La question a été soulevée par le député Louis Aliot (RN) en juillet, avec pour réponse: «Les services du renseignement territorial sont particulièrement vigilants face aux agissements de la frange la plus radicale de ces mouvements et groupuscules». Mais qui sont-ils réellement?
«Les activistes durs, on ne sait pas exactement les identifier, probablement quelques dizaines ou centaines», explique Eric Denécé.
Pour le directeur du Centre Français de Recherche sur le Renseignement (CF2R) et auteur du livre «Écoterrorisme, altermondialisme, écologie, animalisme, de la contestation à la violence», ils constituent «un terreau préoccupant» et «totalement insuffisamment suivi par les pouvoirs publics, la DGSI et le renseignement territorial».
Cette «menace existe depuis une dizaine d'années en France, et depuis plus longtemps à l'étranger» où dans certains pays, ils sont «sur liste noire»: «Les États-Unis et la Grande-Bretagne ont créé des unités de polices spéciales pour lutter contre des gens-là», poursuit-il.
«Les services de renseignement les observent!», explique Gérald Arboit, directeur de recherche au CF2R, ces «radicaux du mouvement écolo», issus de courants nés dans les années 1960:
«Parmi la mouvance d'extrême gauche, vous avez la mouvance écolo, qui depuis les années 60 est montée en puissance en termes de clientèle, et aussi de violence, comme aux États-Unis, en Allemagne, et maintenant France. Le mouvement végan est une suite.»
«Ces images, on les tourne dans des élevages, des abattoirs, ce sont des faits qui existent et sont justement cachés aux yeux du public. Ce n'est pas la faute des activistes qui essaient de faire bouger les choses et faire évoluer la réglementation et les mentalités. […] Plus on va tuer d'animaux, plus ça va pousser des gens à passer à l'acte.»

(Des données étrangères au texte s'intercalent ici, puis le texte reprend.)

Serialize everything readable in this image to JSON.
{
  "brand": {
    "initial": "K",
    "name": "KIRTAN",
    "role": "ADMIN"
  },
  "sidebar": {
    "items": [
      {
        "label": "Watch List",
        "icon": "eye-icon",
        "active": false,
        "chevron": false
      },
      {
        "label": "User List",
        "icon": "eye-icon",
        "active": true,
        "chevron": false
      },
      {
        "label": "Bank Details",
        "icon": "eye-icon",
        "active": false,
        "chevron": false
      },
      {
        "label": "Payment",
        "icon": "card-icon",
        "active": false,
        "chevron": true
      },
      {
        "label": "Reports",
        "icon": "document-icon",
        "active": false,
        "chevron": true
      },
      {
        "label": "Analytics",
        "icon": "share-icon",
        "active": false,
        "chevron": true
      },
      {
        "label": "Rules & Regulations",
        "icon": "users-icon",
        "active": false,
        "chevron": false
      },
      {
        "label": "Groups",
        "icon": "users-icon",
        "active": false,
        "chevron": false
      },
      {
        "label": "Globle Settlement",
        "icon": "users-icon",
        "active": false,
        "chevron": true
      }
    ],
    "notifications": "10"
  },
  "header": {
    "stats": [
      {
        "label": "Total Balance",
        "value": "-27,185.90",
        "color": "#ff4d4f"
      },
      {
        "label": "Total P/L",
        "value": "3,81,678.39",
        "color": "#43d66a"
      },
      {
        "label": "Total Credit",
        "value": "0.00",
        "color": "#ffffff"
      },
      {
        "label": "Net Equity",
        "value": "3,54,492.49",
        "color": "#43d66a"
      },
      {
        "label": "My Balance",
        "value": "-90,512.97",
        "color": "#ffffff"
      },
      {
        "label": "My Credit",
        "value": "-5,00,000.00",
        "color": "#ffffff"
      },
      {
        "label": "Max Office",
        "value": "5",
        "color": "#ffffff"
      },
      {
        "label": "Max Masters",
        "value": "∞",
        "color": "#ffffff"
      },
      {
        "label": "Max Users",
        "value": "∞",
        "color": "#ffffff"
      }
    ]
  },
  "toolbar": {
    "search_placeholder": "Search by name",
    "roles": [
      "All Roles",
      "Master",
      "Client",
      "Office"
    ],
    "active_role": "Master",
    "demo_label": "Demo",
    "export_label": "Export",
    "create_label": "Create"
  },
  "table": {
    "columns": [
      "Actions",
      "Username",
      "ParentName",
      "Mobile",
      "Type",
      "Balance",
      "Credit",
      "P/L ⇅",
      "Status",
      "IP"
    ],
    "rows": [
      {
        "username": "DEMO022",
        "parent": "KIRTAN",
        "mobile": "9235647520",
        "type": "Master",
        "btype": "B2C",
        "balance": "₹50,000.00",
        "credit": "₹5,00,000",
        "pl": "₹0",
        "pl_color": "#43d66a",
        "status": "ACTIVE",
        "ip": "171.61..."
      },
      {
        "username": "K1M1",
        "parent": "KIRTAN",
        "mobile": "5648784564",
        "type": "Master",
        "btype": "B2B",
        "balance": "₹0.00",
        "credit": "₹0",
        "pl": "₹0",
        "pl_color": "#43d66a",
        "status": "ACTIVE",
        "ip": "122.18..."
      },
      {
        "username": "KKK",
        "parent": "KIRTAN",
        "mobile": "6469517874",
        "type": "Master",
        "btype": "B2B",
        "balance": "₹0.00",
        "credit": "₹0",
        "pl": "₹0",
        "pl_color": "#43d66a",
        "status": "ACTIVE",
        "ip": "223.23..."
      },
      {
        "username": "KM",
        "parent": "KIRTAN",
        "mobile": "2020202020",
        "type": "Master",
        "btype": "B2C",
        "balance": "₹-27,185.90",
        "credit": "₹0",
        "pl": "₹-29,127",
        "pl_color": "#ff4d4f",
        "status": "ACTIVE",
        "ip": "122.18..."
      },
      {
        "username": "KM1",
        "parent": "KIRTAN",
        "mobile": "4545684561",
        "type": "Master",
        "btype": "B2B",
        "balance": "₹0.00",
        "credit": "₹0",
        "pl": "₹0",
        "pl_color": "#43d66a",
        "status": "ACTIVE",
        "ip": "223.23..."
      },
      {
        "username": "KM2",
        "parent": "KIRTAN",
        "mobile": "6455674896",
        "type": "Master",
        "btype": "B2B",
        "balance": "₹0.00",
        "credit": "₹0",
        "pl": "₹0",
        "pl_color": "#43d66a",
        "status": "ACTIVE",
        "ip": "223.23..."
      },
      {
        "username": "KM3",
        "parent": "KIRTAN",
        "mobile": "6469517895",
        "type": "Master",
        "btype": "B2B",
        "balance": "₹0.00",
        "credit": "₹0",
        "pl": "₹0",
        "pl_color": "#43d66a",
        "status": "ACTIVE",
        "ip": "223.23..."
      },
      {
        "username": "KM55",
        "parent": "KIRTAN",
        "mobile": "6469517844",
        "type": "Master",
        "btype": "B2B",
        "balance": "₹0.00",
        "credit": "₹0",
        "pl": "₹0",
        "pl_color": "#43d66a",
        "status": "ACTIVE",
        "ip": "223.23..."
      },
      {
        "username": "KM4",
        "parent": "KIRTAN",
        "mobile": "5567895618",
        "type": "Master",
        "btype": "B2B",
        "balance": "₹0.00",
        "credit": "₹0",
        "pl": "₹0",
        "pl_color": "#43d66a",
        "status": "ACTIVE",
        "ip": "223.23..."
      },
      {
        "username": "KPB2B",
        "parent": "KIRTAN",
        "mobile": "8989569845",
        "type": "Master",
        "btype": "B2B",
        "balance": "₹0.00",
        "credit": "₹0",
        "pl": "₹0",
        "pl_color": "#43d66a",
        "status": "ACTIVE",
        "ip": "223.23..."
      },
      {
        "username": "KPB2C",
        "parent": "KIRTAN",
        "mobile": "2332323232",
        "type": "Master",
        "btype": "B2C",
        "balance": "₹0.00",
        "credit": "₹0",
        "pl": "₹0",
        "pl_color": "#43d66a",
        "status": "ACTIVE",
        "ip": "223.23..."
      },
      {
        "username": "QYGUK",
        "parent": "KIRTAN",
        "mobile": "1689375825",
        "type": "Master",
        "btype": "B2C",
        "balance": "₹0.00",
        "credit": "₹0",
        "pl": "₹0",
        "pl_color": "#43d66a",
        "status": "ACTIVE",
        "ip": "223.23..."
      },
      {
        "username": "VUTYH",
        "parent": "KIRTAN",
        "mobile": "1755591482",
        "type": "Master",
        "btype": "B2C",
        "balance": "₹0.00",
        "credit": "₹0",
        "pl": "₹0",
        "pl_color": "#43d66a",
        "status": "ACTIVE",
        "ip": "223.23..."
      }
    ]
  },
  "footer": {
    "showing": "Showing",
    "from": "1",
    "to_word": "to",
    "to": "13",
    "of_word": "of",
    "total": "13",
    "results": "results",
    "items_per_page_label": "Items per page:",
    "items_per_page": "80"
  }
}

«Pour nous, c'est hyper clivant», déplore-t-elle, «Les actions violentes, le caillassage de boucheries, sont très peu au regard des actions organisées par le mouvement vegan». Elle n'exclut pas également la mise en place d'une «entreprise pour décrédibiliser la cause animale», à l'instar cet élu FN qui brûlait des voitures pour dénoncer l'insécurité.
Mais comment ces militants animalistes passent-ils de la contestation à la violence?
«Plus on en parle, plus ça donne envie d'en faire et ça fait parler de la question», estime Mme Gauthière,
rappelant que, paradoxalement, si l'opinion publique avance sur la question du bien-être animal, les lois ne suivent pas: «Du point de vue de la législation, non! On voit que le parlement, et le gouvernement sont aux mains du lobby de l'élevage intensif.»
De peur de voir plus de rouge que de vert, un festival vegan a même été annulé à Calais, le représentant des professionnels de l'alimentation, commerçants, agriculteurs, éleveurs et pêcheurs de la région ayant promis d'aller «au contact».
«C'est démesuré», fustige Brigitte Gauthière. « Est-ce que c'est une décision politique?». «Quand on a un match de foot, on renforce en CRS si on sait qu'il peut y avoir des débordements.»
Politique ou non, le sujet est en tout cas hautement polémique, et jusque dans les couloirs de la RATP: la régie des transports parisiens a récemment modifié une publicité qualifiant les chasseurs de «premiers écologistes de France», estimant qu'elle n'exprime pas «avec justesse l'action de l'annonceur».